Le tribunal judiciaire de Créteil, statuant en référé le 29 septembre 2025, se prononce sur une demande d’extension d’une expertise. Le juge accueille une intervention volontaire et rend commune une ordonnance d’expertise préalable à un large cercle de parties. La solution consacre une interprétation extensive des conditions de l’article 145 du code de procédure civile.
L’admission d’un tiers à l’expertise en cours
Le critère de l’intérêt légitime au futur litige. Le juge rappelle les conditions légales pour étendre une mesure d’instruction déjà ordonnée. Il exige que le tiers soit susceptible d’être concerné par le procès futur justifiant l’expertise. Cette condition vise à garantir une bonne administration de la justice. Elle permet d’assurer l’opposabilité du futur rapport d’expertise à toutes les parties impliquées. « Lorsque la mesure d’instruction a d’ores et déjà été ordonnée, pour qu’un tiers à l’expertise puisse y être appelé, il doit être établi que ce tiers est susceptible d’être concerné par le procès futur dont l’éventualité a légitimé le prononcé de la mesure » (Motifs). Cette formulation précise le lien nécessaire entre le tiers et le litige substantiel.
Une application extensive fondée sur les liens contractuels. En l’espèce, le juge constate ce lien à partir d’un faisceau d’indices contractuels et assurantiels. La décision énumère plusieurs contrats de commande conclus avec le maître d’ouvrage. Elle relève également les attestations d’assurance des entreprises concernées. Cette démonstration par la documentation établit la possibilité d’une implication dans les désordres. Le tribunal judiciaire de Versailles rappelait déjà qu’ »il est nécessaire, et suffisant, conformément aux conditions prévues par ce texte, qu’il existe un motif légitime de rendre l’expertise commune à d’autres parties » (Tribunal judiciaire de Versailles, le 19 novembre 2024, n°24/00658). La décision applique strictement ce principe en fondant le motif légitime sur des preuves écrites.

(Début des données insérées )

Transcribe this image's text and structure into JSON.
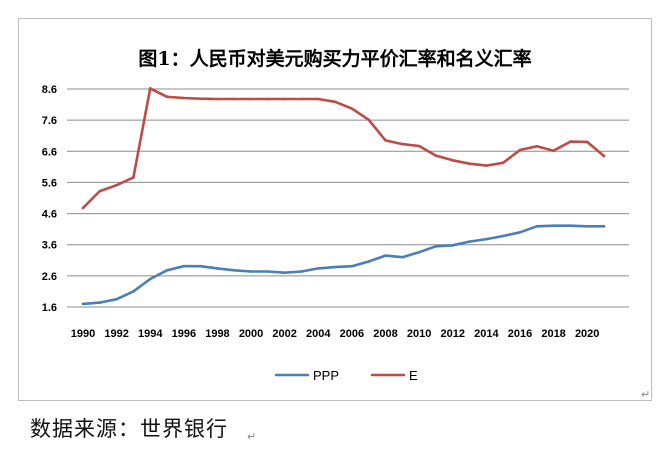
{
  "chart_data": {
    "type": "line",
    "title": "图1：人民币对美元购买力平价汇率和名义汇率",
    "xlabel": "",
    "ylabel": "",
    "x": [
      1990,
      1991,
      1992,
      1993,
      1994,
      1995,
      1996,
      1997,
      1998,
      1999,
      2000,
      2001,
      2002,
      2003,
      2004,
      2005,
      2006,
      2007,
      2008,
      2009,
      2010,
      2011,
      2012,
      2013,
      2014,
      2015,
      2016,
      2017,
      2018,
      2019,
      2020,
      2021
    ],
    "x_tick_labels": [
      "1990",
      "1992",
      "1994",
      "1996",
      "1998",
      "2000",
      "2002",
      "2004",
      "2006",
      "2008",
      "2010",
      "2012",
      "2014",
      "2016",
      "2018",
      "2020"
    ],
    "y_tick_labels": [
      "1.6",
      "2.6",
      "3.6",
      "4.6",
      "5.6",
      "6.6",
      "7.6",
      "8.6"
    ],
    "ylim": [
      1.6,
      8.6
    ],
    "xlim": [
      1990,
      2021
    ],
    "grid": "horizontal",
    "legend_position": "bottom",
    "series": [
      {
        "name": "PPP",
        "color": "#4a7ebb",
        "values": [
          1.7,
          1.74,
          1.85,
          2.1,
          2.5,
          2.78,
          2.91,
          2.91,
          2.84,
          2.78,
          2.74,
          2.74,
          2.7,
          2.74,
          2.84,
          2.88,
          2.91,
          3.06,
          3.25,
          3.2,
          3.36,
          3.55,
          3.58,
          3.7,
          3.78,
          3.88,
          4.0,
          4.19,
          4.21,
          4.21,
          4.19,
          4.19
        ]
      },
      {
        "name": "E",
        "color": "#be4b48",
        "values": [
          4.78,
          5.32,
          5.51,
          5.76,
          8.62,
          8.35,
          8.31,
          8.29,
          8.28,
          8.28,
          8.28,
          8.28,
          8.28,
          8.28,
          8.28,
          8.19,
          7.97,
          7.61,
          6.95,
          6.83,
          6.77,
          6.46,
          6.31,
          6.2,
          6.14,
          6.23,
          6.64,
          6.76,
          6.62,
          6.91,
          6.9,
          6.45
        ]
      }
    ]
  },
  "source_caption": "数据来源：世界银行",
  "paragraph_mark": "↵"
}
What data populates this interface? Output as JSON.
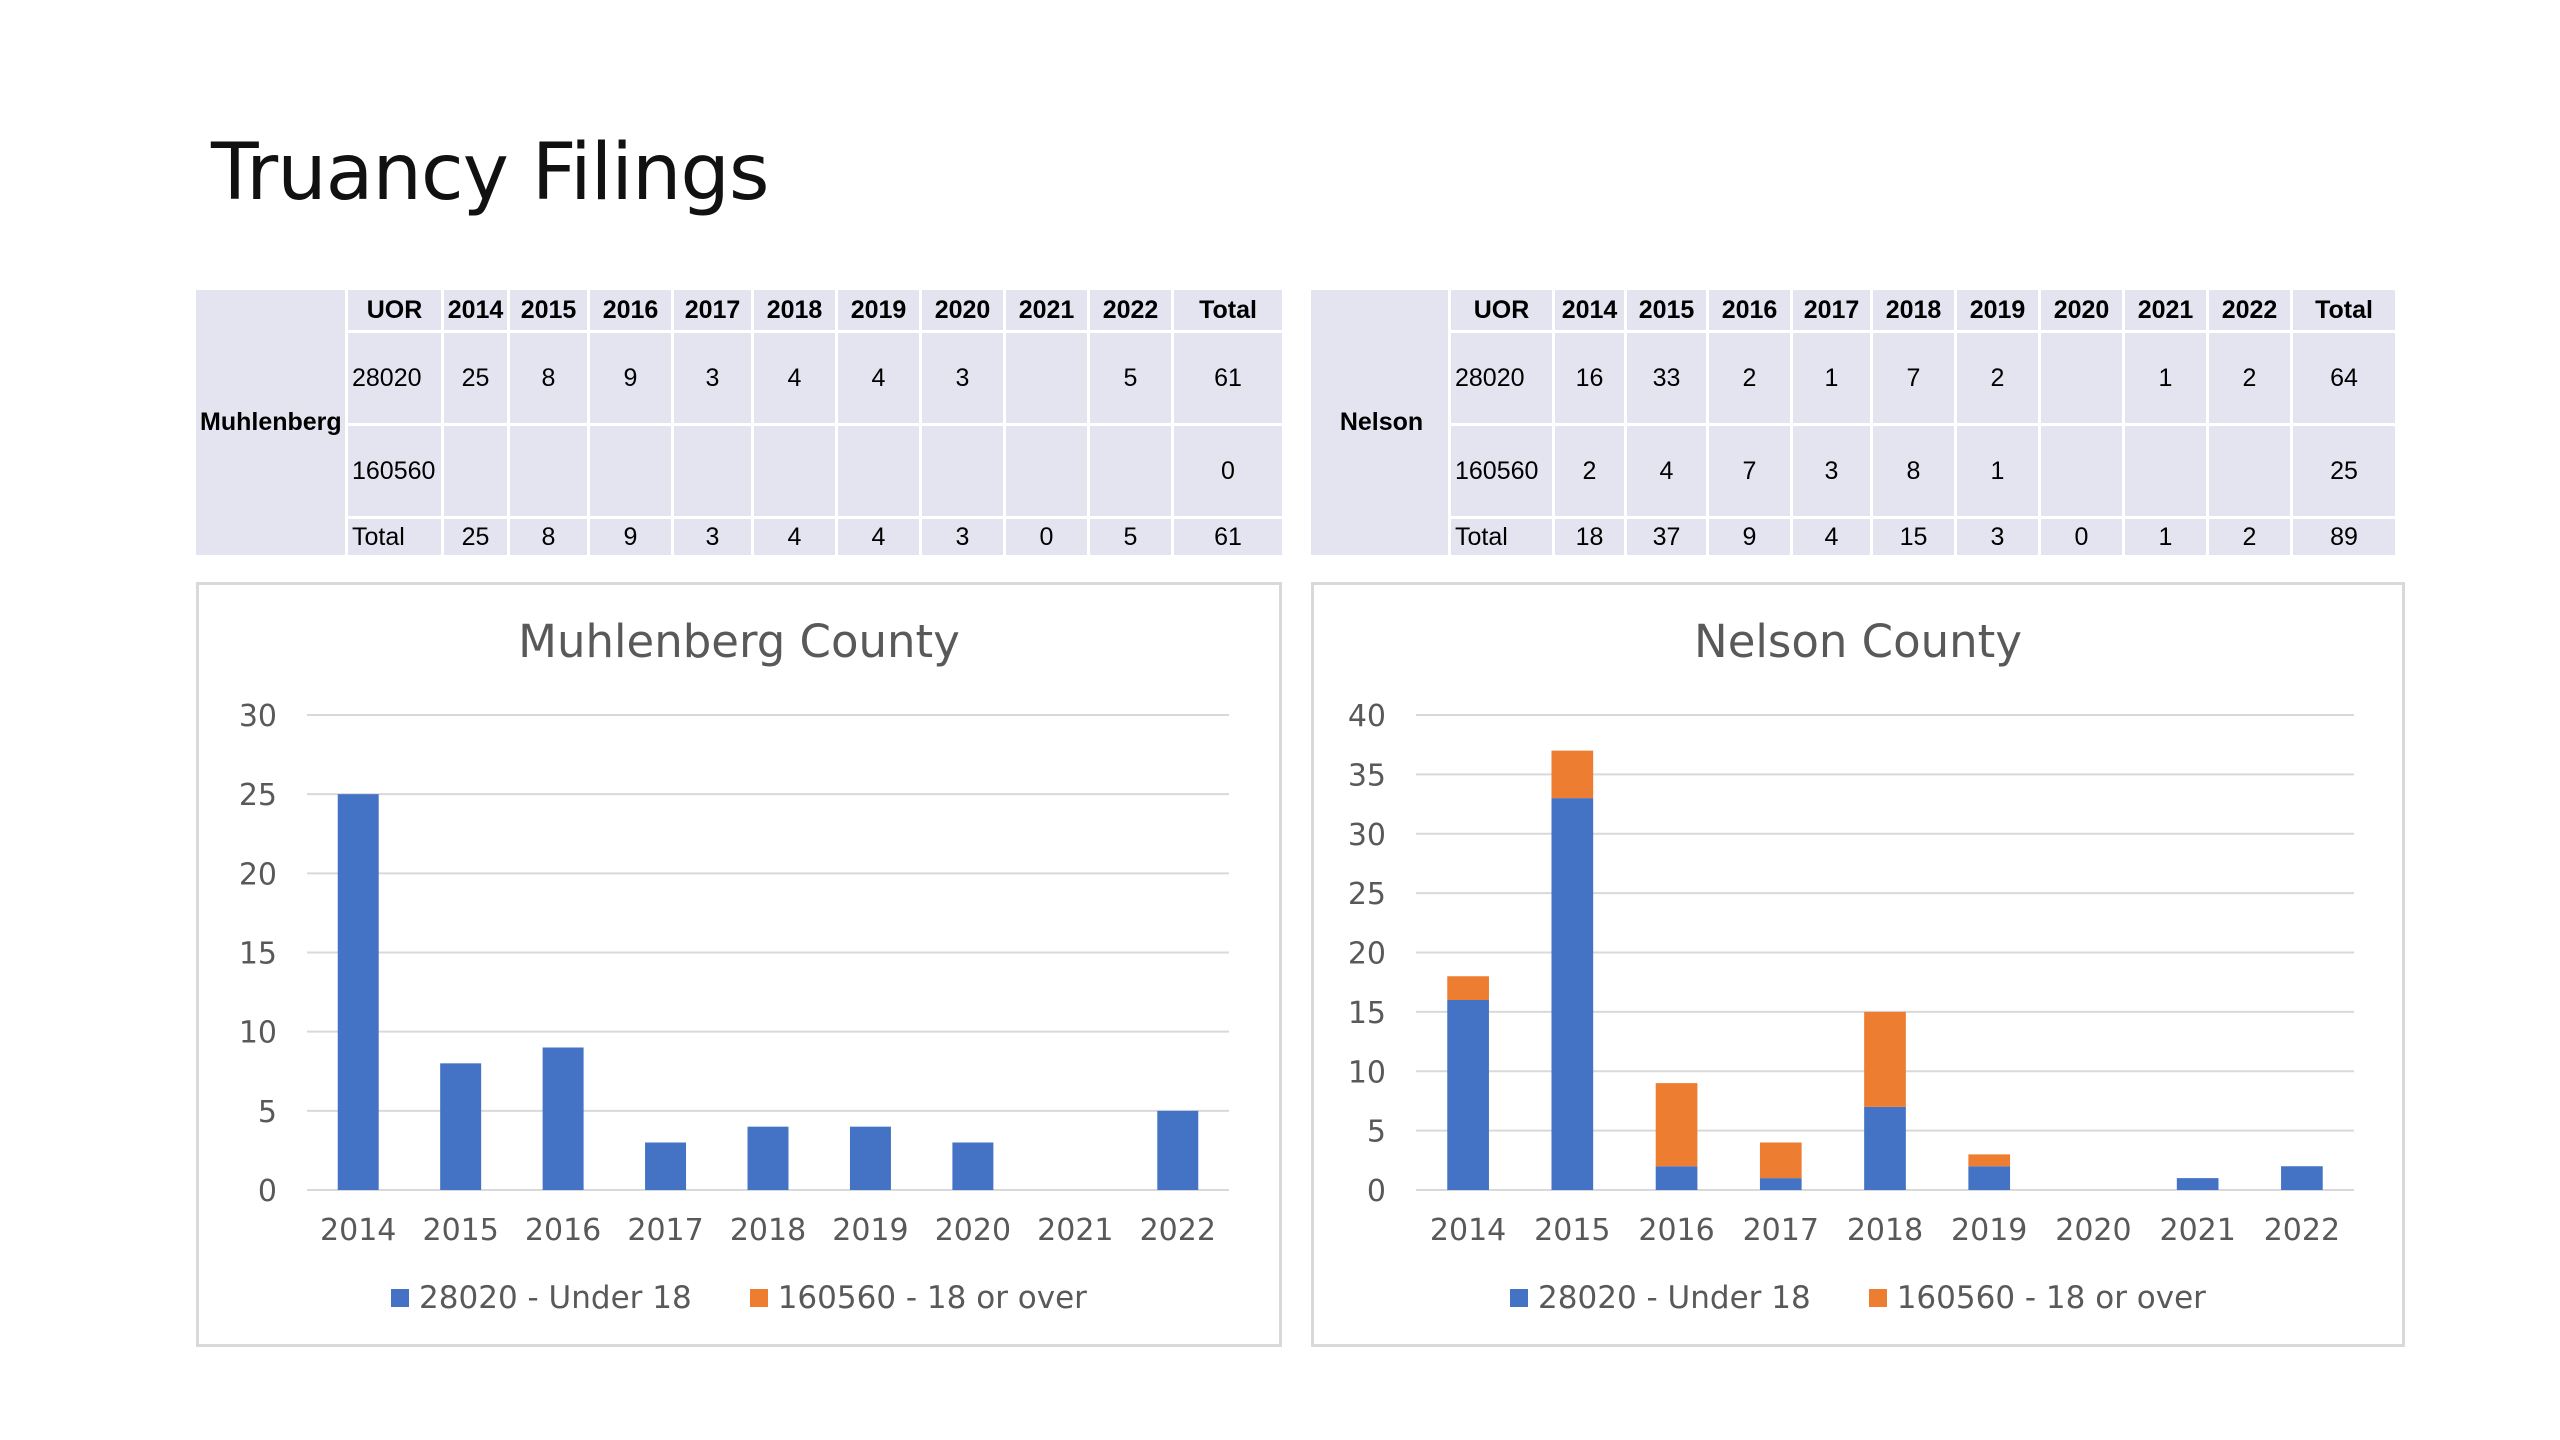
{
  "slide": {
    "title": "Truancy Filings"
  },
  "colors": {
    "under18": "#4472c4",
    "over18": "#ed7d31",
    "table_bg": "#e3e4ef",
    "grid": "#d9d9d9",
    "axis_text": "#595959"
  },
  "tables": {
    "muhlenberg": {
      "county": "Muhlenberg",
      "header": [
        "UOR",
        "2014",
        "2015",
        "2016",
        "2017",
        "2018",
        "2019",
        "2020",
        "2021",
        "2022",
        "Total"
      ],
      "rows": [
        [
          "28020",
          "25",
          "8",
          "9",
          "3",
          "4",
          "4",
          "3",
          "",
          "5",
          "61"
        ],
        [
          "160560",
          "",
          "",
          "",
          "",
          "",
          "",
          "",
          "",
          "",
          "0"
        ],
        [
          "Total",
          "25",
          "8",
          "9",
          "3",
          "4",
          "4",
          "3",
          "0",
          "5",
          "61"
        ]
      ]
    },
    "nelson": {
      "county": "Nelson",
      "header": [
        "UOR",
        "2014",
        "2015",
        "2016",
        "2017",
        "2018",
        "2019",
        "2020",
        "2021",
        "2022",
        "Total"
      ],
      "rows": [
        [
          "28020",
          "16",
          "33",
          "2",
          "1",
          "7",
          "2",
          "",
          "1",
          "2",
          "64"
        ],
        [
          "160560",
          "2",
          "4",
          "7",
          "3",
          "8",
          "1",
          "",
          "",
          "",
          "25"
        ],
        [
          "Total",
          "18",
          "37",
          "9",
          "4",
          "15",
          "3",
          "0",
          "1",
          "2",
          "89"
        ]
      ]
    }
  },
  "legend": {
    "under18": "28020 - Under 18",
    "over18": "160560 - 18 or over"
  },
  "chart_data": [
    {
      "type": "bar",
      "stacked": true,
      "title": "Muhlenberg County",
      "categories": [
        "2014",
        "2015",
        "2016",
        "2017",
        "2018",
        "2019",
        "2020",
        "2021",
        "2022"
      ],
      "series": [
        {
          "name": "28020 - Under 18",
          "values": [
            25,
            8,
            9,
            3,
            4,
            4,
            3,
            0,
            5
          ]
        },
        {
          "name": "160560 - 18 or over",
          "values": [
            0,
            0,
            0,
            0,
            0,
            0,
            0,
            0,
            0
          ]
        }
      ],
      "ylim": [
        0,
        30
      ],
      "yticks": [
        0,
        5,
        10,
        15,
        20,
        25,
        30
      ],
      "grid": true,
      "legend_position": "bottom"
    },
    {
      "type": "bar",
      "stacked": true,
      "title": "Nelson County",
      "categories": [
        "2014",
        "2015",
        "2016",
        "2017",
        "2018",
        "2019",
        "2020",
        "2021",
        "2022"
      ],
      "series": [
        {
          "name": "28020 - Under 18",
          "values": [
            16,
            33,
            2,
            1,
            7,
            2,
            0,
            1,
            2
          ]
        },
        {
          "name": "160560 - 18 or over",
          "values": [
            2,
            4,
            7,
            3,
            8,
            1,
            0,
            0,
            0
          ]
        }
      ],
      "ylim": [
        0,
        40
      ],
      "yticks": [
        0,
        5,
        10,
        15,
        20,
        25,
        30,
        35,
        40
      ],
      "grid": true,
      "legend_position": "bottom"
    }
  ]
}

Les modalités pratiques de l’extension de l’expertise
L’encadrement procédural pour garantir le contradictoire. Le dispositif organise minutieusement les conséquences de l’extension. Il impose à l’expert de convoquer les nouvelles parties à tous les rendez-vous futurs. Il prévoit aussi que ces dernières doivent pouvoir présenter des observations sur les opérations passées. Cette mesure corrective est essentielle pour préserver leurs droits à une procédure contradictoire. Elle pallie leur absence initiale lors du début des opérations expertales. Le juge anticipe ainsi les difficultés pratiques nées de l’arrivée tardive de multiples intervenants.
Les limites temporelles et les conséquences sur les dépens. La décision prévoit expressément la caducité de ses dispositions si le rapport est déjà déposé. Cette clause limite l’impact procédural de l’extension à une phase utile de l’expertise. Par ailleurs, le juge rejette la demande de réservation des dépens. Il considère que l’ordonnance de référé vide sa saisine et tranche définitivement cette question. La partie à l’origine de la demande supporte donc la charge des frais de l’instance référé. Cette solution affirme l’autonomie de la juridiction des référés en matière de dépens.